Levels of gene expression in eukaryotes:
  1. Transcriptional level
  2. Processing level
  3. Transport of mRNA from nucleus to the cytoplasm
  4. Translational level.
Lac Operon: All the genes regulating lactose metabolism in E. coli. It consists of

a) A regulatory or inhibitor (i) gene: Codes for repressor protein.

b) 3 structural genes:
  • z gene: Codes for b galactosidase. It hydrolyses lactose to galactose and glucose.
  • y gene: Codes for permease. It increases permeability of the cell to lactose.
  • a gene: Codes for a transacetylase.


First mega project for sequencing of nucleotides and mapping of all genes in human genome.

Goals of HGP:
  • Identify all the genes in DNA.
  • Sequencing of 3 billion base pairs of human DNA.
  • Store this information in databases.
  • Improve tools for data analysis.
  • Transfer related technologies to other sectors.
  • Address the ELSI.
Methodologies of HGP: 2 approaches.
  • Expressed Sequence Tags (ESTs): Focused on identifying all the genes that are expressed as RNA.
  • Sequence annotation: Sequencing whole genome.
Procedure of sequencing:

Isolate DNA from a cell → Convert into random fragments → Clone in a host using vectors → Sequencing of fragments using Automated DNA sequencers (Frederick Sanger method) → Arrange the sequences based on overlapping regions→ Alignment of sequences using computer programs.

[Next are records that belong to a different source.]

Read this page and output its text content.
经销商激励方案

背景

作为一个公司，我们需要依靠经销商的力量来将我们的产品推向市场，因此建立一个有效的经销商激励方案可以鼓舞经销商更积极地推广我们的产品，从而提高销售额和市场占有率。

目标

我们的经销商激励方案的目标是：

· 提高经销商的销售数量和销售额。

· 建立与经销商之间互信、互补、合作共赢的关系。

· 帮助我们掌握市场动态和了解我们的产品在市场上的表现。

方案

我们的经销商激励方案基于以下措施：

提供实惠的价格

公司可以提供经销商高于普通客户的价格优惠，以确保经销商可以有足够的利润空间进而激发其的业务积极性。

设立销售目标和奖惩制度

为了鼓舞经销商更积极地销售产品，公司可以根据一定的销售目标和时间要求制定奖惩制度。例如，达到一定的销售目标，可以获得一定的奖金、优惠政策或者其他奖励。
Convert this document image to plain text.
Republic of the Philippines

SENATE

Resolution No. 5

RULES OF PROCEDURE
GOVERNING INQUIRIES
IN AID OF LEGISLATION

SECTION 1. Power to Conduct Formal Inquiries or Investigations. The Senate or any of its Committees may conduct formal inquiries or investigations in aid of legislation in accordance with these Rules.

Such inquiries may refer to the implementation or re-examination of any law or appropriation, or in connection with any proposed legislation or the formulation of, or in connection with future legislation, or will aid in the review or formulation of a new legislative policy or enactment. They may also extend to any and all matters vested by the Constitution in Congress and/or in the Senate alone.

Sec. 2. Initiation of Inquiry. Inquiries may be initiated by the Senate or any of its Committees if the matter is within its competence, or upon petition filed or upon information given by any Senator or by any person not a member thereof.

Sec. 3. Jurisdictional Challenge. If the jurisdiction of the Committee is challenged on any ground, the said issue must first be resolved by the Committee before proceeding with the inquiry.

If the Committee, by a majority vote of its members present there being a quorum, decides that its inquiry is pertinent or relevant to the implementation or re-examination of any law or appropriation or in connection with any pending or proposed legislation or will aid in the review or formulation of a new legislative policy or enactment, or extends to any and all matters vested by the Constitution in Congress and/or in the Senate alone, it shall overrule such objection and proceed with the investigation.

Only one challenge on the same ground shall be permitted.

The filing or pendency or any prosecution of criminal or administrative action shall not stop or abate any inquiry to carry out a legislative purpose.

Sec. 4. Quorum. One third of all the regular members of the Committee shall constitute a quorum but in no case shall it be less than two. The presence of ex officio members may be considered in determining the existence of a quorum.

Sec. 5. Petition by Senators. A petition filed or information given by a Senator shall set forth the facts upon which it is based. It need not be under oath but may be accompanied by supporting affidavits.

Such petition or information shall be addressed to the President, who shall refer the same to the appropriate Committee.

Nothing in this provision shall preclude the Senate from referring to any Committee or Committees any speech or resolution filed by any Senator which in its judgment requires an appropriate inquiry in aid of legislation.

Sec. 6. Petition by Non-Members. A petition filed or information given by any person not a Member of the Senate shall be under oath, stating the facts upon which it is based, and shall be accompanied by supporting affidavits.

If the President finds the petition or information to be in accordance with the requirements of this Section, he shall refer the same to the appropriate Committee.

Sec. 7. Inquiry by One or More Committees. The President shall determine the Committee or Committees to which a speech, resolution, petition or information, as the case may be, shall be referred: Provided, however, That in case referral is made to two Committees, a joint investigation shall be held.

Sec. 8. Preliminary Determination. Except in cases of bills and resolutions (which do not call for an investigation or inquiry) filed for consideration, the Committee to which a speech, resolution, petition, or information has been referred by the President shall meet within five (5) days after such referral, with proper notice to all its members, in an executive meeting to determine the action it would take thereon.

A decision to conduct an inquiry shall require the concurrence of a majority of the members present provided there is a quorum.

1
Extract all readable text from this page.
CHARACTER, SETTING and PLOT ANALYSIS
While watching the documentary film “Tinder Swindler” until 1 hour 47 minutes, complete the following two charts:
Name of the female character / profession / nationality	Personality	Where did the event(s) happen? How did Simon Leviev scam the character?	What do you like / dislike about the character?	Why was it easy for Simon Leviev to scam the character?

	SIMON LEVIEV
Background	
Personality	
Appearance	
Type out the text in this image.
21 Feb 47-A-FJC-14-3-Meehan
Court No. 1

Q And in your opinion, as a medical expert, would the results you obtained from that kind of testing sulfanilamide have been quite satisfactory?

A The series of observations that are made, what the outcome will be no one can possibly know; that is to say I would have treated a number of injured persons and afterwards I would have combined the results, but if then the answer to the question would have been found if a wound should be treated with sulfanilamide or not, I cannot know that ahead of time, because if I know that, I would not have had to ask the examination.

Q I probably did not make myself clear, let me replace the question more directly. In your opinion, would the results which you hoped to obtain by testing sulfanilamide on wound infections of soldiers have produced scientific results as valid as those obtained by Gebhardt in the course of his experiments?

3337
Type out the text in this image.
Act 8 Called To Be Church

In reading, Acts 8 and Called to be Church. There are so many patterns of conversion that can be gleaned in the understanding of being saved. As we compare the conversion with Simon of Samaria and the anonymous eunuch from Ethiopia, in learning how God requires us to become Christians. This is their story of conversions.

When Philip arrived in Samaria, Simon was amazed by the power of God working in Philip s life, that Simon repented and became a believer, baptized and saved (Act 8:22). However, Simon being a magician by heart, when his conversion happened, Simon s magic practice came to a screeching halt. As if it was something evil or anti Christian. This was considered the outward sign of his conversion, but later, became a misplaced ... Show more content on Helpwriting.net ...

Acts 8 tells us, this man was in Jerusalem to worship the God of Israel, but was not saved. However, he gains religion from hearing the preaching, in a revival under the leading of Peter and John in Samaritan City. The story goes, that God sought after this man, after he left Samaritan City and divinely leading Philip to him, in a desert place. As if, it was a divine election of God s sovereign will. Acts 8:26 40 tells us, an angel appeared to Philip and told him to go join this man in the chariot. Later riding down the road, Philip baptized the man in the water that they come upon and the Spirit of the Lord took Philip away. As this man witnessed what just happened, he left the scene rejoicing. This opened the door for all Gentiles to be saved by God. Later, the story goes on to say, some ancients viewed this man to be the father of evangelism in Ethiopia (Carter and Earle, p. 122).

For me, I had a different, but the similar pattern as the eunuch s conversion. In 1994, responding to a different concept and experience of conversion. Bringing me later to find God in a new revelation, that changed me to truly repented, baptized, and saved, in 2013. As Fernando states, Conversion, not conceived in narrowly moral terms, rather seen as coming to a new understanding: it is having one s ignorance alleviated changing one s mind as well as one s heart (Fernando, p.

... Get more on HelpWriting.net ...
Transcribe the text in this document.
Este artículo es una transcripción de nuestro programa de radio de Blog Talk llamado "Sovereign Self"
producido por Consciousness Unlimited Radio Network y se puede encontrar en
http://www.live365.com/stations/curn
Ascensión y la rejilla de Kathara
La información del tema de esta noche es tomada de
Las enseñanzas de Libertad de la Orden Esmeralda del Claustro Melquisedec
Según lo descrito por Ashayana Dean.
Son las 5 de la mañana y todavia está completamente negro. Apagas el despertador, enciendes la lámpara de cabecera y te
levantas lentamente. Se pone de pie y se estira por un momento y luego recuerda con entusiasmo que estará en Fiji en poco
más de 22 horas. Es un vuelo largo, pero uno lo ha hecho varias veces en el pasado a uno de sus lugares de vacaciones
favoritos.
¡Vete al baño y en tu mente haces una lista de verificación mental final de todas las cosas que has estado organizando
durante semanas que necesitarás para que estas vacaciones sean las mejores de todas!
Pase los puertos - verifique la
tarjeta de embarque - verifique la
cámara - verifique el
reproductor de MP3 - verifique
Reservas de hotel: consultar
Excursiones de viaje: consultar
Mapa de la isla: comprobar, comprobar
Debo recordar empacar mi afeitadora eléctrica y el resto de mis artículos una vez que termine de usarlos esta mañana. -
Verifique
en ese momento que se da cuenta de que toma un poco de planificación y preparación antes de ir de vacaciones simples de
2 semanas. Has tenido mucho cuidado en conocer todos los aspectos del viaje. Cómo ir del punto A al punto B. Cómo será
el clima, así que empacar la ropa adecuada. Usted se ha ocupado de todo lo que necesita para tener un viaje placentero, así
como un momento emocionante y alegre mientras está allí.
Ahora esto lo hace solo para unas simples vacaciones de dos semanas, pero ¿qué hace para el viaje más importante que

Salient features of Human Genome:
  • Contains 3164.7 million bases & 30,000 genes.
  • 99.9% nucleotide bases are same in all people.
  • Chromosome I has most genes (2968) and Y has the fewest (231).
  • Major portion of genome is made of Repeated (repetitive) sequences.
  • 1.4 million locations have single-base DNA differences. They are called SNPs (Single nucleotide polymorphism or ‘snips’).


Technique to identify similarities & differences of the DNA fragments of 2 individuals.

It is developed by Alec Jeffreys.

Basis of DNA fingerprinting:

DNA carries non-coding repeated sequences called variable number tandem repeats (VNTR).

VNTR is specific in each person.

Steps (Southern Blotting Technique):
  1. Isolation of DNA.
  2. Digestion of DNA by restriction endonucleases.
  3. Separation of DNA fragments by gel electrophoresis.
  4. Transferring (blotting) DNA fragments to nitrocellulose or nylon membrane.
  5. Hybridization by radioactive VNTR probe.
  6. Detection of hybridized DNA by autoradiography.
Application of DNA fingerprinting:
  • Forensic tool to solve paternity, rape, murder etc.
  • For the diagnosis of genetic diseases.
  • To determine phylogenetic status of animals.